Villainous is not a word you necessarily associate with Jim Carrey, yet he is next seen on our screens playing one of the video game world’s biggest baddies: Dr. Robotnik in Sonic The Hedgehog 2.
Carrey reprises his role as the titular Sega hero's greatest nemesis. However, it's far from the first time the actor has wandered over to the dark side.
Here are some of our favourite villainous performances from the Clown Prince of Hollywood.
1. Edward Nygma/The Riddler (Batman Forever, 1995)
Here’s a role that perfectly combined Carrey's madcap antics and his villainous side. In director Joel Schumacher's first visit to Gotham, Carrey played the role of The Riddler as a twisted reflection of Val Kilmer's Batman. Edward Nygma was broken by the rejection of his idol Bruce Wayne, and sought to overshadow him as a businessman. His alter ego, The Riddler, wanted to create the chaos that Batman tried to stop.
It's a lively performance alongside Tommy Lee Jones as Two-Face, chemistry made all the more remarkable given that Jones confessed to "hating" Carrey prior to the onset of filming.
2. The Grinch (How The Grinch Stole Christmas, 2000)
How do you take a timeless classic and make it your own? You get Jim Carrey! Expanding the world established by author Dr. Seuss, this is a comedy masterclass from Carrey who brings impressions, slapstick and a lot of heart (even if it is two sizes too small).
In another role that demanded both comedy and menace, the actor reportedly smiled through the pain as he was quite uncomfortable in thick layers of latex makeup.

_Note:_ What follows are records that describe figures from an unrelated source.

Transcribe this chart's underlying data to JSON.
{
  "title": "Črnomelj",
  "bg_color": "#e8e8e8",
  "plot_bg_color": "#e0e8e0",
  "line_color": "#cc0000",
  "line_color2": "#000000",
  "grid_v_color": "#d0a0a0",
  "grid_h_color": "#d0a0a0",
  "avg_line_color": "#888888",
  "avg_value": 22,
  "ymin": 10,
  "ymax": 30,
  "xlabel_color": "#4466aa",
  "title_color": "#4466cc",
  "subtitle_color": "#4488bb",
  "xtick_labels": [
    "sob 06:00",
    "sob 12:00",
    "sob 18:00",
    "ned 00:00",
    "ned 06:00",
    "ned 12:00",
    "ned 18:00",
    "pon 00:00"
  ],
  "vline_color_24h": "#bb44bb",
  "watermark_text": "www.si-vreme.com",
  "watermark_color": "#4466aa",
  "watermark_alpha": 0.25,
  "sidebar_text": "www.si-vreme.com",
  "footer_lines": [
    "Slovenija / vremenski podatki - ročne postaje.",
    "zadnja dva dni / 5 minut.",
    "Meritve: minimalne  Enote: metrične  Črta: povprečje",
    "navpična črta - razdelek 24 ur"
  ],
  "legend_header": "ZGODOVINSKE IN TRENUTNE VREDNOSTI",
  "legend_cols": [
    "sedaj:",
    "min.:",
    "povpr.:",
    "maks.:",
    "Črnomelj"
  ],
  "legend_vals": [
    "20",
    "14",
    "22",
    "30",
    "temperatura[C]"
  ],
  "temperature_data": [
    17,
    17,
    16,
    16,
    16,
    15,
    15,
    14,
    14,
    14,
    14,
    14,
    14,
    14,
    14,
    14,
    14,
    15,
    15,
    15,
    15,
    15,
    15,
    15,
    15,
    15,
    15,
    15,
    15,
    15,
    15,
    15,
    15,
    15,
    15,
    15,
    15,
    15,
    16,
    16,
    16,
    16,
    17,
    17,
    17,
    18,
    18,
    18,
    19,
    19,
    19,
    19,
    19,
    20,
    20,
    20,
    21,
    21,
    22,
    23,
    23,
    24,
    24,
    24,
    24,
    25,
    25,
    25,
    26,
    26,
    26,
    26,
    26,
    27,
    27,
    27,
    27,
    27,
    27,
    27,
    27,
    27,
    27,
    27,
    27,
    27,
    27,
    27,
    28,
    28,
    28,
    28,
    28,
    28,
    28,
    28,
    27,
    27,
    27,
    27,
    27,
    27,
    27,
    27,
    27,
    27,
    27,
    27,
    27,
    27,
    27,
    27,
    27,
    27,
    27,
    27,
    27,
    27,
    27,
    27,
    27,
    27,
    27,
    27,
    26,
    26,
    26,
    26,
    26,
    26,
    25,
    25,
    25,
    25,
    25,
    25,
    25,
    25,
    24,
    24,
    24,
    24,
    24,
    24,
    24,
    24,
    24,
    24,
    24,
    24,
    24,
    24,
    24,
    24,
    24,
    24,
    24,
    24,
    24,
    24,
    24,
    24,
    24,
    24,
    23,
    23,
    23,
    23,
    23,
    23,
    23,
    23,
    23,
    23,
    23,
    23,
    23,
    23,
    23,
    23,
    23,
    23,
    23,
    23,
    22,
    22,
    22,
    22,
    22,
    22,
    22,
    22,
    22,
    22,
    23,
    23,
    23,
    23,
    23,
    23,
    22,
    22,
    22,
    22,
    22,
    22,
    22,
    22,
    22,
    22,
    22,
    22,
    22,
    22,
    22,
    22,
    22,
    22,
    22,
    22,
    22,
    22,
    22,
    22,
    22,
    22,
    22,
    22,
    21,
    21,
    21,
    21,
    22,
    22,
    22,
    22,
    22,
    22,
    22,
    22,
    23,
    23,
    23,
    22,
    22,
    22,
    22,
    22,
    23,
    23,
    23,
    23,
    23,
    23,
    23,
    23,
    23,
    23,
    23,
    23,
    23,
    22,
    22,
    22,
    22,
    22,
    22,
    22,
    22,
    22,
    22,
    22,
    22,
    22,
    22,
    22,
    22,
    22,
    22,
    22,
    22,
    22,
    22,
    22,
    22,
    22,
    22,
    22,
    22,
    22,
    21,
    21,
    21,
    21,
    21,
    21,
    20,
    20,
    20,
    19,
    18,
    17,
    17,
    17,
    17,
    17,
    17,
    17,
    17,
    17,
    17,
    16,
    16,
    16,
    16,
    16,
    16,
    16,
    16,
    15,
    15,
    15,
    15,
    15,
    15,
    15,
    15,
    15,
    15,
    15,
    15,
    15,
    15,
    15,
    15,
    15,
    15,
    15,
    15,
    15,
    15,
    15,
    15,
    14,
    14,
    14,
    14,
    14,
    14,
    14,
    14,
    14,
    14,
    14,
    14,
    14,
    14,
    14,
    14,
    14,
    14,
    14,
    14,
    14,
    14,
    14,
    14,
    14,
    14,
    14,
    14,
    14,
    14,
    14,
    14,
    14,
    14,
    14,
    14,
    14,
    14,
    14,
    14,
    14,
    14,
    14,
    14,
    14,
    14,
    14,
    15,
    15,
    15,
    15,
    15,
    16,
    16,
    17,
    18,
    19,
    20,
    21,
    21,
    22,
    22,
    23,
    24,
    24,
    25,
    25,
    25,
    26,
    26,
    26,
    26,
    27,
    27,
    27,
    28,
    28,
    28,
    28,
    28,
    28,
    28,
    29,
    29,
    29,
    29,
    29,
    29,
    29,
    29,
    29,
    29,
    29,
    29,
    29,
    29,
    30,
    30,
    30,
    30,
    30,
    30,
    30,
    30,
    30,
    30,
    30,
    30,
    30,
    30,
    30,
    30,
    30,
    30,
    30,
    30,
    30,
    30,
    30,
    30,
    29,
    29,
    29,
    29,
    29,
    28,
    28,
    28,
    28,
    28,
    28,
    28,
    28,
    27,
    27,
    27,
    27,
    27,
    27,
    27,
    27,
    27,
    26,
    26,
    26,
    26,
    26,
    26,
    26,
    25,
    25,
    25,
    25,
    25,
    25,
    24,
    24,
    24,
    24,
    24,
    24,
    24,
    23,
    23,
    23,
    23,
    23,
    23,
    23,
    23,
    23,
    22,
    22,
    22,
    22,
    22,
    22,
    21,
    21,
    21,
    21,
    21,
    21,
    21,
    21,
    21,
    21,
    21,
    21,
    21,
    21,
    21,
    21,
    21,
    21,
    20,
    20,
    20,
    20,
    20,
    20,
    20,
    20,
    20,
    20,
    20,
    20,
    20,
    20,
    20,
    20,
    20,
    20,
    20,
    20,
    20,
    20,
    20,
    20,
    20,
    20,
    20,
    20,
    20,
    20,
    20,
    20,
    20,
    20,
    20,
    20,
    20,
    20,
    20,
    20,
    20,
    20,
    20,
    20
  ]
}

In fact, he needed coaching from the CIA in order to deal with the claustrophobic effect of being buried under yak fur. Now that’s dedication to one's art.
3. Hank (Me Myself and Irene, 2000)
Here’s a typically R-rated affair from The Farrelly Brothers, with whom Carrey previously worked on global hit Dumb and Dumber. Here, he plays a meek policeman Charlie, whose repressed anger emerges in the form of a second personality, Hank.
Not necessarily a villain of Thanos proportions, Hank is undoubtedly the antagonist of this story. Rude, violent, and with a voice strangely reminiscent of Clint Eastwood, he causes havoc in Charlie’s life. This is especially true when he goes on the run from both the FBI and the mob with framed suspect Irene (Oscar-winner Renee Zellweger).
4. Count Olaf (Lemony Snicket’s A Series of Unfortunate Events, 2004)
The 2000s saw a glut of movies based on children’s books, looking to replicate the success of the Harry Potter juggernaut. A Series of Unfortunate Events sadly never made it beyond the first installment, but critics praised Carrey as Count Olaf, a stage actor who assumes various guises to try and trick the Baudelaire children out of their fortune.
Fitting right into the peculiar world of the movie, Carrey’s performance is full of family-friendly comedy, but also a dark streak that separated this work from his usual roles.
5. Walter Sparrow (The Number 23, 2007)
Bit of a spoilery entry here – don’t say you weren’t warned! Carrey’s Walter is the protagonist of the film, a man who becomes obsessed with a book that focuses on patterns in the world relating to the number 23, and a story which he believes may be a confession to murder.
Walter discovers similarities between his own life and the book’s story – because he was in fact the author, who wrote the book to purge his guilt and then suffered amnesia. So, perhaps not a vicious bad guy, but certainly the villain of his own story.
6. Steven Russell (I Love You Phillip Morris, 2009)
One of Carrey's most overlooked and underrated performances, Steven Russell is not a cackling bad guy who wishes to wreak havoc on the hero. He is a charming, affable fellow who just happens to be a career criminal.
Carrey offers a portrayal of a real-life figure that is full of shades of grey, and we’re thrown into the point of view of someone who can't help doing wrong. By the end, however, even the hardest heart can't help but will him to succeed.
7. Steve Gray (The Incredible Burt Wonderstone, 2013)
“I take people’s nightmares, and turn them into dream-realities.” So boasts Carrey’s fiendish villain Steve Gray, a parody of dark 2000s magicians such as Kris Angel and David Blaine. Carrey turns things down to a low simmer as the edgy threat to traditional magic man Burt Wonderstone (Steve Carell) and provides a hilarious villain for our hero to rally against.